Pour mettre en œuvre une politique énergétique d’intérêt général, les interlocuteurs sociaux et l’État devraient tirer dans le même sens. Dans l’immédiat, des moyens financiers existent – les économies réalisées par les producteurs d’électricité grâce à l’amortissement rapide des centrales nucléaires – qui pourraient être affectés à la collectivité.

Cet article a paru dans le n°53 de Politique (février 2008).

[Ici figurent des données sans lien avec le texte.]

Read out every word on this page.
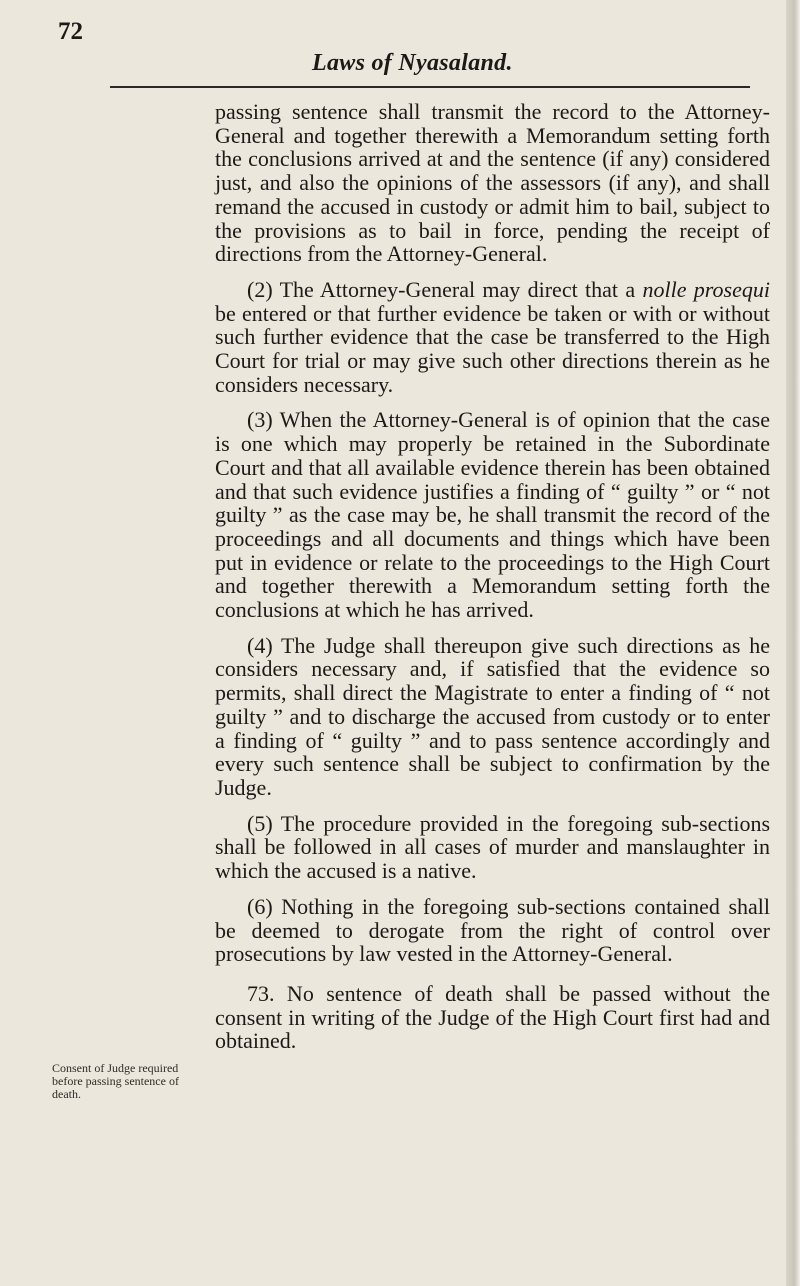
72
Laws of Nyasaland.

passing sentence shall transmit the record to the Attorney-General and together therewith a Memorandum setting forth the conclusions arrived at and the sentence (if any) considered just, and also the opinions of the assessors (if any), and shall remand the accused in custody or admit him to bail, subject to the provisions as to bail in force, pending the receipt of directions from the Attorney-General.

(2) The Attorney-General may direct that a nolle prosequi be entered or that further evidence be taken or with or without such further evidence that the case be transferred to the High Court for trial or may give such other directions therein as he considers necessary.

(3) When the Attorney-General is of opinion that the case is one which may properly be retained in the Subordinate Court and that all available evidence therein has been obtained and that such evidence justifies a finding of “ guilty ” or “ not guilty ” as the case may be, he shall transmit the record of the proceedings and all documents and things which have been put in evidence or relate to the proceedings to the High Court and together therewith a Memorandum setting forth the conclusions at which he has arrived.

(4) The Judge shall thereupon give such directions as he considers necessary and, if satisfied that the evidence so permits, shall direct the Magistrate to enter a finding of “ not guilty ” and to discharge the accused from custody or to enter a finding of “ guilty ” and to pass sentence accordingly and every such sentence shall be subject to confirmation by the Judge.

(5) The procedure provided in the foregoing sub-sections shall be followed in all cases of murder and manslaughter in which the accused is a native.

(6) Nothing in the foregoing sub-sections contained shall be deemed to derogate from the right of control over prosecutions by law vested in the Attorney-General.

73. No sentence of death shall be passed without the consent in writing of the Judge of the High Court first had and obtained.

Consent of Judge required before passing sentence of death.
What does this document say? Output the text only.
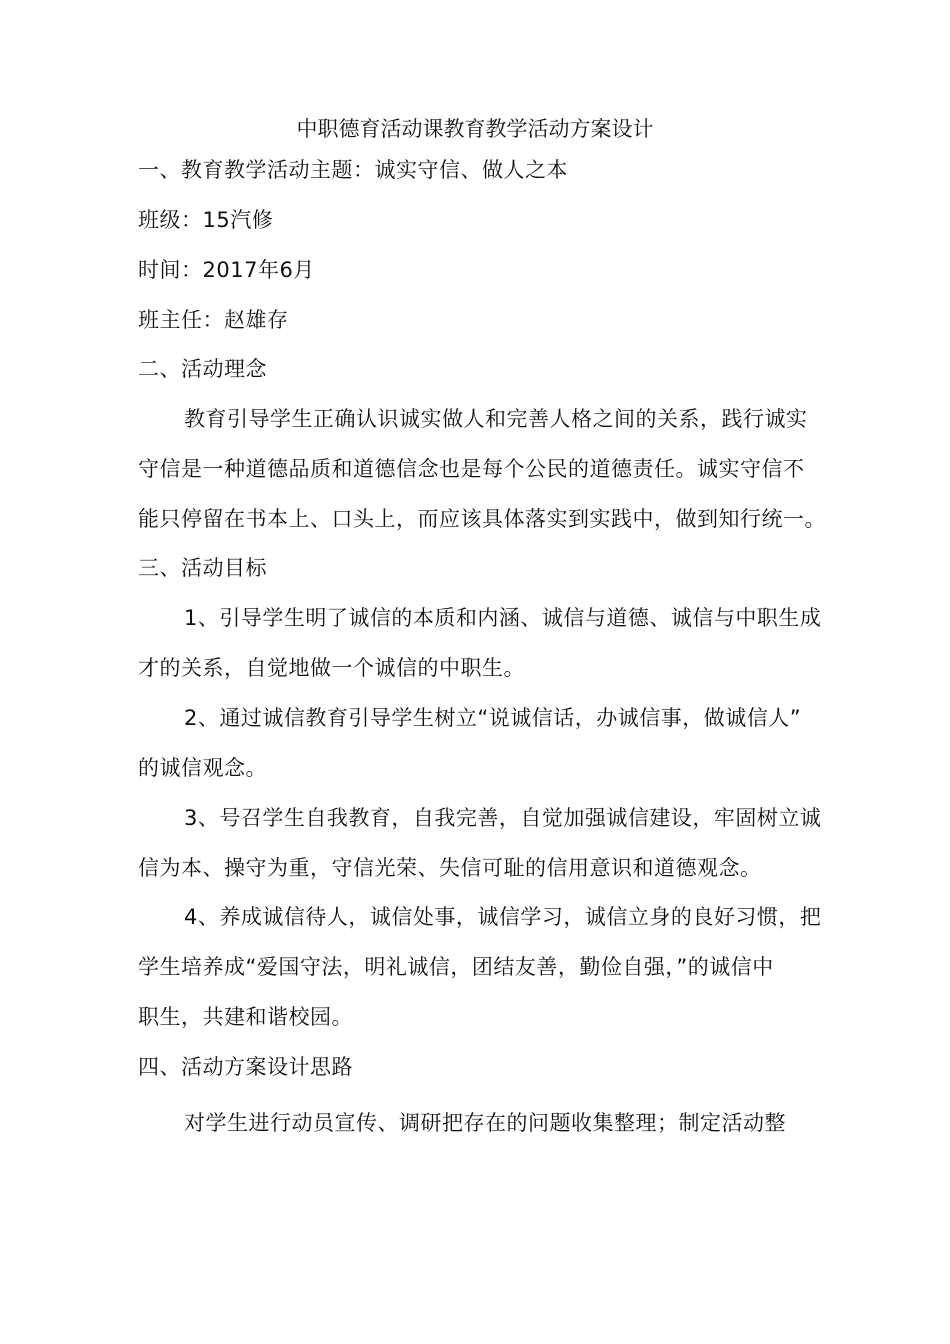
中职德育活动课教育教学活动方案设计
一、教育教学活动主题：诚实守信、做人之本
班级：15汽修
时间：2017年6月
班主任：赵雄存
二、活动理念
教育引导学生正确认识诚实做人和完善人格之间的关系，践行诚实
守信是一种道德品质和道德信念也是每个公民的道德责任。诚实守信不
能只停留在书本上、口头上，而应该具体落实到实践中，做到知行统一。
三、活动目标
1、引导学生明了诚信的本质和内涵、诚信与道德、诚信与中职生成
才的关系，自觉地做一个诚信的中职生。
2、通过诚信教育引导学生树立“说诚信话，办诚信事，做诚信人”
的诚信观念。
3、号召学生自我教育，自我完善，自觉加强诚信建设，牢固树立诚
信为本、操守为重，守信光荣、失信可耻的信用意识和道德观念。
4、养成诚信待人，诚信处事，诚信学习，诚信立身的良好习惯，把
学生培养成“爱国守法，明礼诚信，团结友善，勤俭自强，”的诚信中
职生，共建和谐校园。
四、活动方案设计思路
对学生进行动员宣传、调研把存在的问题收集整理；制定活动整
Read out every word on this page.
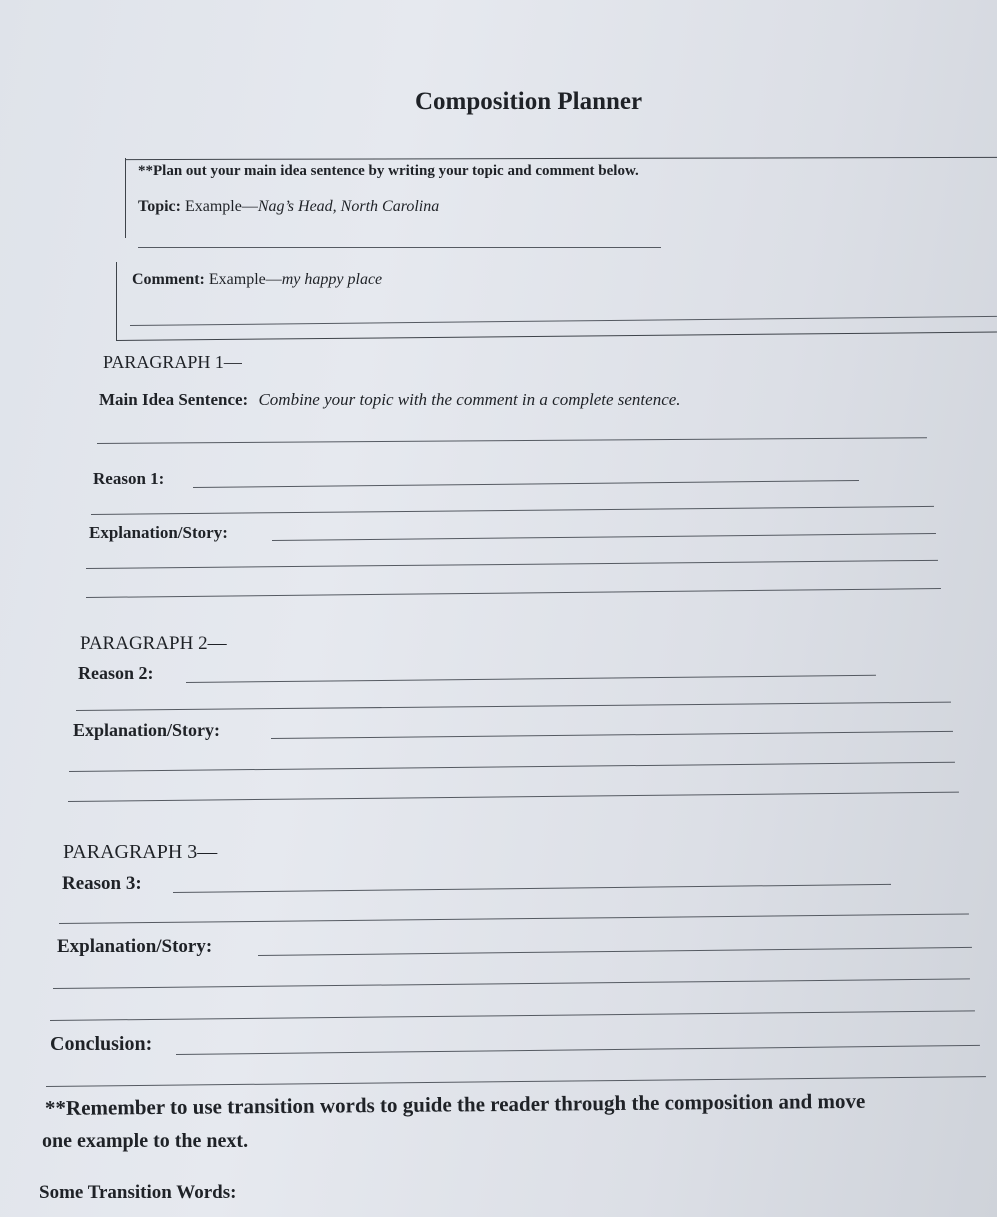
Composition Planner
**Plan out your main idea sentence by writing your topic and comment below.
Topic: Example—Nag’s Head, North Carolina
Comment: Example—my happy place
PARAGRAPH 1—
Main Idea Sentence: Combine your topic with the comment in a complete sentence.
Reason 1:
Explanation/Story:
PARAGRAPH 2—
Reason 2:
Explanation/Story:
PARAGRAPH 3—
Reason 3:
Explanation/Story:
Conclusion:
**Remember to use transition words to guide the reader through the composition and move
one example to the next.
Some Transition Words:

L’ énergie la moins polluante est bien entendu celle que l’on ne consomme pas. Mais au-delà de cet aspect environnemental et climatique, une moindre consommation permet aussi de baisser les factures énergétiques, ce qui permet un accès plus large des ménages à l’énergie en même temps qu’une meilleure compétitivité des entreprises. Par ailleurs, de nombreux métiers et de multiples emplois sont liés aux politiques de maîtrise de la demande, laquelle contribue, de surcroît, à la sécurité d’approvisionnement. Bref, maîtriser la demande d’énergie présente de substantiels avantages dans divers domaines. Or il existe en Belgique un potentiel important de maîtrise de la demande d’énergie, notamment de la demande d’électricité…

Un potentiel considérable

Ainsi, en 2003, l’Institut Fraunhofer publiait-il les résultats d’une étude consacrée à la gestion de la demande d’énergie en Belgique, laquelle mettait bien cette importance en évidence. Cette étude a été actualisée en 2006 par Wolfgang Eichhammer, membre de l’Institut Fraunhofer, dans le cadre des travaux de la commission « Energie 2030 » mise en place en décembre 2005 dans le but de baliser la future politique énergétique de la Belgique. Dans un rapport publié sur le site de cette commission, Wolfgang Eichhammer, membre non permanent de la commission « Energie 2030 », estime le potentiel d’économie d’énergie en Belgique à 25% à l’horizon 2020 dans un scénario où le potentiel économiquement rentable serait entièrement concrétisé. Il estime néanmoins que réaliser ce potentiel « nécessiterait certainement une politique axée sur l’efficacité énergétique pour les 15 à 20 années à venir ». La maîtrise de la demande d’électricité offre un moins grand potentiel que la maîtrise de l’énergie dans son ensemble. Néanmoins, elle mérite également attention. Lors de l’examen du Plan d’équipement en moyens de production d’électricité 1995-2005, un potentiel d’économies d’électricité économiquement rentables de 8 TWh (1TWh = 1000 GWh) avait été identifié pour la période, soit, à titre d’exemple, 18% de la production d’électricité nucléaire en 2003. Ces économies d’énergie seraient concrètement le résultat d’investissements dans des tarifs modulables et interruptibles, dans des investissements orientés vers les moteurs, dans l’éclairage et dans la Recherche & Développement d’utilisation rationnelle de l’énergie auprès de la clientèle, dont les ménages. L’impact des politiques et mesures d’utilisation rationnelle de l’énergie s’amplifiant au cours du temps.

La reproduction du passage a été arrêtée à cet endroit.